Normally, the ward would have gently filled the padded seats of the chapel, but on this holiday weekend the overflow divider was pushed wide, and we, with a number of other families, were nestled onto metal folding chairs that stretched to the back of the cultural hall.
The meeting progressed as usual, and I watched as a dozen older gentlemen carried trays of bread, then water, through the bursting rows. They were making great effort to manage the unusually large crowd. Their faces were kind. Some had rounded shoulders and bent spines. They whispered directions to each other. One wore cowboy boots. One winked at a little girl in front of us.
My daughters and I took the last cups of water from our tray and handed it to my husband, Doug, who passed the empty tray to the brother standing at the end of our row.
The bishop stood at the pulpit to assess the situation. When he asked who had not received the water, a few pockets of people, including Doug, raised their hands. So the brethren returned to the sacrament table, offered a second prayer on the new water, and delivered it to the waiting members.
Our row was last to receive the water this time, and I noticed that Doug offered the couple next to him the two remaining cups. The tray was empty, and it appeared to me that Doug was the only one in the congregation who hadn’t had the water. I wondered what he would do. Would he let it go? not worry about it this week?
Assuming that everyone had now received the water, those who were passing the sacrament partook of the water themselves, using all the remaining cups. But the bishop asked one more time if anyone had not received the water, and Doug raised his hand. He was, as I suspected, the only one. He looked at me and we smiled, conscious of the craned necks and curious eyes.
The brethren returned to the table for a third prayer on the water. And suddenly, as I heard that phrase “to bless and sanctify this water to the souls of all those who drink of it” (D&C 20:79), a realization crept into my heart—an understanding so keen it pried me clear open and God’s Spirit swept in. It was a reverence I hadn’t felt in too long.
They were praying over one cup. For one person. One soul.
The sacrament mattered. Even for one. Just as the Atonement mattered. For one.
Hundreds of members waited for the “amen.” Dozens watched as the last cup was delivered to my husband, and he put it to his lips, and drank.

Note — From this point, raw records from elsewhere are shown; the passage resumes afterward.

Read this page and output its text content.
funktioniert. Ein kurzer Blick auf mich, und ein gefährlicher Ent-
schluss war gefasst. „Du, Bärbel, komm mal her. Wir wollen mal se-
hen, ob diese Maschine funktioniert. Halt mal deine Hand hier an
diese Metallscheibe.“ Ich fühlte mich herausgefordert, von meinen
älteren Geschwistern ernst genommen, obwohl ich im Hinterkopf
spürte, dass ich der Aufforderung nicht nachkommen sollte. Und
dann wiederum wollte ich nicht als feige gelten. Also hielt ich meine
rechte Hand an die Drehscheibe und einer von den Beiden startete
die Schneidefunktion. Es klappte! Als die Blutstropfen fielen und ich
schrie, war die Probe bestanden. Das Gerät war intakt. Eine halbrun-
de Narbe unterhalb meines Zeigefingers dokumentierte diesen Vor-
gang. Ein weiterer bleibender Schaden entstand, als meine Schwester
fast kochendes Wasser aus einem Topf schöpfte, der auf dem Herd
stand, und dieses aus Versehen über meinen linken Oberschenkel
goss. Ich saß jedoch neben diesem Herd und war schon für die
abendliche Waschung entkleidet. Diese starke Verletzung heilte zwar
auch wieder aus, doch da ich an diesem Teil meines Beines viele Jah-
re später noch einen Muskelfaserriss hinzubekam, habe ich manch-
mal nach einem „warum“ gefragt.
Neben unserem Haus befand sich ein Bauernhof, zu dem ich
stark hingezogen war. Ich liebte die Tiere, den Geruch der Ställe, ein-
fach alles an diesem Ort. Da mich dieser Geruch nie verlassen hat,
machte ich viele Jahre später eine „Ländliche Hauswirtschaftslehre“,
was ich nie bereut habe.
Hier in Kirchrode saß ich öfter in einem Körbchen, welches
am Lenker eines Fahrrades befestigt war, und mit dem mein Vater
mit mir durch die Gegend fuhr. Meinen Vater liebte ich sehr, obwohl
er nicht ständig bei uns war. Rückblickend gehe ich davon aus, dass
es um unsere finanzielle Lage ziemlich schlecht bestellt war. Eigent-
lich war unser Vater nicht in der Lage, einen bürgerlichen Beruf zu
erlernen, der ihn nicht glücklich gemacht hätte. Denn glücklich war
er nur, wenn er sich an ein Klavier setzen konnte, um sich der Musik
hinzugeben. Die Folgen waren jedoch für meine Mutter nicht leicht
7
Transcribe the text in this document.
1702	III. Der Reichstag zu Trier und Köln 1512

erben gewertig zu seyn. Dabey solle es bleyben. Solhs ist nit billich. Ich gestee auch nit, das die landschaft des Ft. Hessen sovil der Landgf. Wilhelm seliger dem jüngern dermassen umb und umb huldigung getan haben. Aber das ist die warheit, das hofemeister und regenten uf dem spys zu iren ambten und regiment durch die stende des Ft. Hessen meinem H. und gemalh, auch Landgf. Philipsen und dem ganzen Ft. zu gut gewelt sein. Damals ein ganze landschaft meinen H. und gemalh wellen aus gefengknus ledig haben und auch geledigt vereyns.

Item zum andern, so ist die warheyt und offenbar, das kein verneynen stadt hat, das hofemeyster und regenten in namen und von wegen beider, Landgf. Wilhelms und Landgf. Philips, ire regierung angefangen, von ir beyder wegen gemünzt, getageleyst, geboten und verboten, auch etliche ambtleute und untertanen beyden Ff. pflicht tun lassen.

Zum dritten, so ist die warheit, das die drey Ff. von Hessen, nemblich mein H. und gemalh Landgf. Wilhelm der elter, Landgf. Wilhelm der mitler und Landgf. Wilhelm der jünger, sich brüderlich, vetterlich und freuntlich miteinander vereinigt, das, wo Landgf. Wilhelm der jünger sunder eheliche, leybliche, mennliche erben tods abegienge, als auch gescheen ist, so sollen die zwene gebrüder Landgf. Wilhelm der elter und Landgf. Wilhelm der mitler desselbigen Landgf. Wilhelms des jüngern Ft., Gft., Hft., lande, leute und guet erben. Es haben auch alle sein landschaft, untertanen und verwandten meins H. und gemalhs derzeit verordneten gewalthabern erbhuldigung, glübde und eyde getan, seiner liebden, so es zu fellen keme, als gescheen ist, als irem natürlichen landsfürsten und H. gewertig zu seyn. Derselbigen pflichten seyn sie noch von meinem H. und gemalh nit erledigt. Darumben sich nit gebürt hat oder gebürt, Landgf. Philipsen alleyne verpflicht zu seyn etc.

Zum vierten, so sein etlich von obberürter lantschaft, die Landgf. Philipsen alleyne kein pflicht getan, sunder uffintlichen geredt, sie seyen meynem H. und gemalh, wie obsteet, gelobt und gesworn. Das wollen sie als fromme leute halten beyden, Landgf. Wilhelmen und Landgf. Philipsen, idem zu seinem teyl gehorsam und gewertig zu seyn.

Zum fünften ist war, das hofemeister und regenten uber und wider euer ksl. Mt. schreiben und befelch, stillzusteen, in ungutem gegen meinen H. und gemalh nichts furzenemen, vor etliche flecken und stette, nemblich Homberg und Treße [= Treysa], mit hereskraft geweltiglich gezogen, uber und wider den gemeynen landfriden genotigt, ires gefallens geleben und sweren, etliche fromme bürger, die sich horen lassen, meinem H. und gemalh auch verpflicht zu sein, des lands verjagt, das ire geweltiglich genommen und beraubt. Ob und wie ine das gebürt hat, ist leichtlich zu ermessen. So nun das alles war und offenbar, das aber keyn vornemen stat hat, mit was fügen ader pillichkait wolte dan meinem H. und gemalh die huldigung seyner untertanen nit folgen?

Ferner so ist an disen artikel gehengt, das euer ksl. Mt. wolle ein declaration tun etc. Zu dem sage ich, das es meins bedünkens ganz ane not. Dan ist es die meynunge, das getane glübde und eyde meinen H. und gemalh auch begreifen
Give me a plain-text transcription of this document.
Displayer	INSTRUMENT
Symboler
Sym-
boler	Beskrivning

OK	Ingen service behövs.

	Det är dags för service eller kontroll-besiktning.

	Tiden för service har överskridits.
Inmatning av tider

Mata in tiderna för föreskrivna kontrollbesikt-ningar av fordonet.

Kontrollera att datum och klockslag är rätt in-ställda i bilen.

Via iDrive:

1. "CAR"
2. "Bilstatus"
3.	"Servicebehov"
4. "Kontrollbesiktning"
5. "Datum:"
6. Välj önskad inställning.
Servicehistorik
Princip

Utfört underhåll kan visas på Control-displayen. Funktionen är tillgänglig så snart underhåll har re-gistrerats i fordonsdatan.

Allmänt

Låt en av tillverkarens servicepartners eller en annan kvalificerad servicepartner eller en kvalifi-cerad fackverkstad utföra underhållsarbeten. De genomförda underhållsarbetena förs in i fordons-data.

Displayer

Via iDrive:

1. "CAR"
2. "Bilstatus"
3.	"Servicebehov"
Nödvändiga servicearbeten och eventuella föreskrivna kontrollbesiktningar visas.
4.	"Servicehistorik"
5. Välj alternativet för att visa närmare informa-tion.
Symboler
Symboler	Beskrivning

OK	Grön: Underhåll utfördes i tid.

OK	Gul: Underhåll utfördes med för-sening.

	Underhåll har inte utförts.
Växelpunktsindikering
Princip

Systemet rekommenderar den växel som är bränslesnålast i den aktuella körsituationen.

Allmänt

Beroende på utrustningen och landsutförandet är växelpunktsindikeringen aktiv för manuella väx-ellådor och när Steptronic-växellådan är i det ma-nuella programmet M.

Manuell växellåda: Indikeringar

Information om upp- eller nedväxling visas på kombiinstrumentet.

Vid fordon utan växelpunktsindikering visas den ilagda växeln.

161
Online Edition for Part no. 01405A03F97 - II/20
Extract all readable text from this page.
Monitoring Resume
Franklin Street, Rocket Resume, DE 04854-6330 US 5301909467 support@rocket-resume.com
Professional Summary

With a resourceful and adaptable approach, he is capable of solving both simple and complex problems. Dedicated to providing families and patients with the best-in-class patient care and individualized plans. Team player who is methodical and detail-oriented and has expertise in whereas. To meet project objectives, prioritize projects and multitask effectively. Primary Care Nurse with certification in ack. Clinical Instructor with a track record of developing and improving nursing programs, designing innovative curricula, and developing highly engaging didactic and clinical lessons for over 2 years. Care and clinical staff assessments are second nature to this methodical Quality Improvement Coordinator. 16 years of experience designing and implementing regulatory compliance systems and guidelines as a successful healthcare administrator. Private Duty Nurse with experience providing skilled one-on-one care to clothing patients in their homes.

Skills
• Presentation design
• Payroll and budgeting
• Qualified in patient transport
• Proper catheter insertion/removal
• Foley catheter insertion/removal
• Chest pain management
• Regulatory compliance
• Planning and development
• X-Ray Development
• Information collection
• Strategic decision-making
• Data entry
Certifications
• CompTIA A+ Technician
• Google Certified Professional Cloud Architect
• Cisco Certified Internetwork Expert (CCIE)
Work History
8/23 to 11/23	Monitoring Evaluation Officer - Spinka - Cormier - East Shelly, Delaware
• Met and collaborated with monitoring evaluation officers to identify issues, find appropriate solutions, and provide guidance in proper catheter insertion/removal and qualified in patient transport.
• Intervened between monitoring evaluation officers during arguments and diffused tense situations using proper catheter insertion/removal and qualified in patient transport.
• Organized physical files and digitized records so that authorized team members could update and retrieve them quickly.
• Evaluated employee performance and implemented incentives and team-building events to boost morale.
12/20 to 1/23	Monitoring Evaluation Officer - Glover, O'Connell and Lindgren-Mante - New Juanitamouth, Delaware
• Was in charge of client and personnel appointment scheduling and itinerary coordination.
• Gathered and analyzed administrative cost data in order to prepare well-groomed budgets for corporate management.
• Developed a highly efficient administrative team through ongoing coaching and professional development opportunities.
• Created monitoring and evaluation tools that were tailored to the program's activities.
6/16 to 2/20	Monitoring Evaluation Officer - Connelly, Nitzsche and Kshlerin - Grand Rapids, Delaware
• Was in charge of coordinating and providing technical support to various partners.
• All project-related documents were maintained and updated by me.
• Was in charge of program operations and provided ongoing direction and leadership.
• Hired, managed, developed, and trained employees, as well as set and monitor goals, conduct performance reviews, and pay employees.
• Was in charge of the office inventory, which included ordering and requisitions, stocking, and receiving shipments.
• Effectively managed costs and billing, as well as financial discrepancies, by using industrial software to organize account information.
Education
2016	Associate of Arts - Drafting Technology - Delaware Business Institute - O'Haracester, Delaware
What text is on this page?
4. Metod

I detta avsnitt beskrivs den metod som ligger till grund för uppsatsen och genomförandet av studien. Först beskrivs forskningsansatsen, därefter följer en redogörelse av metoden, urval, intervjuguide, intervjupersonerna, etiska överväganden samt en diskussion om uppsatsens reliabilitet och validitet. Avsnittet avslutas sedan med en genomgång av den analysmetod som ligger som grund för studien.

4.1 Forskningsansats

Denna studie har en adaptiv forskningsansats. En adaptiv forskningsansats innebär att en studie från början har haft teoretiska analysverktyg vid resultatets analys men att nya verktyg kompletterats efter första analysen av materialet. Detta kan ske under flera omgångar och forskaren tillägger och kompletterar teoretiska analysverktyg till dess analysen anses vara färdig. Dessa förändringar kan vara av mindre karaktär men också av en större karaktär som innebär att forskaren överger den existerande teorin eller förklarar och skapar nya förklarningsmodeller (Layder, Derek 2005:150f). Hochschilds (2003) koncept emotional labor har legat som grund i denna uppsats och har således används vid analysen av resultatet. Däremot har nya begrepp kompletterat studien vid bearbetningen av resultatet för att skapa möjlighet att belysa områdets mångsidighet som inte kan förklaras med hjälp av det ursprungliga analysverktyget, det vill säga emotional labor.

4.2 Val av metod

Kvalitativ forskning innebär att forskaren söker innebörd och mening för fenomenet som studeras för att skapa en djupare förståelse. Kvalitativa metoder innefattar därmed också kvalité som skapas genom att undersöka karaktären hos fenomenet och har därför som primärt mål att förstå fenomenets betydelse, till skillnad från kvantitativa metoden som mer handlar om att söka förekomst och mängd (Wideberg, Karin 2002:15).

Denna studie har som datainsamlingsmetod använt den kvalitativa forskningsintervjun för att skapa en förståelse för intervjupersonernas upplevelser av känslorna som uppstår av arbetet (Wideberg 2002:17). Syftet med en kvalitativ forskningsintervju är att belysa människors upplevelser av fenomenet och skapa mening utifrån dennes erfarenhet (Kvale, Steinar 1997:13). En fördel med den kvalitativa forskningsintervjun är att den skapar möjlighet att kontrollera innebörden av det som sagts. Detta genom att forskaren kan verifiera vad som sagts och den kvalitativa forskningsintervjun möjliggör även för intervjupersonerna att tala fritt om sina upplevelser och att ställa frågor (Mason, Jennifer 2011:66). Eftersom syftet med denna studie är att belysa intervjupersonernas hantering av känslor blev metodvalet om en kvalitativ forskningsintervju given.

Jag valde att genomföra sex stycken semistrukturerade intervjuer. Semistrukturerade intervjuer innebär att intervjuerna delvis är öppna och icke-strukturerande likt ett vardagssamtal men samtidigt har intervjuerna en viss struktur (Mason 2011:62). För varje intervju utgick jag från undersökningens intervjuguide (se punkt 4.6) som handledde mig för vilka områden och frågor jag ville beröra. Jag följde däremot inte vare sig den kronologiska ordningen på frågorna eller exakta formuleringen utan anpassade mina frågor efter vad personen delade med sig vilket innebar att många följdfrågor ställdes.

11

I had to look away, my eyes were so wet.
I looked up in time to see these sweet men in suits cover the trays with white linen. Just as Christ’s body, broken for us, was covered. Just as His Atonement covers us. All of us.
You and I are indisputably tied to Christ’s suffering. All our sins, grief, hurts, and losses are held in the drops of His blood. He said He has “graven [us] upon the palms of [His] hands” (Isaiah 49:16).
The emotion of watching Doug take the last sacrament cup changed me, changed my understanding of the Atonement.
Our Redeemer, the Mighty One of Israel, broke not just bread, but body and soul. For me. For you. As if we were the only ones who mattered.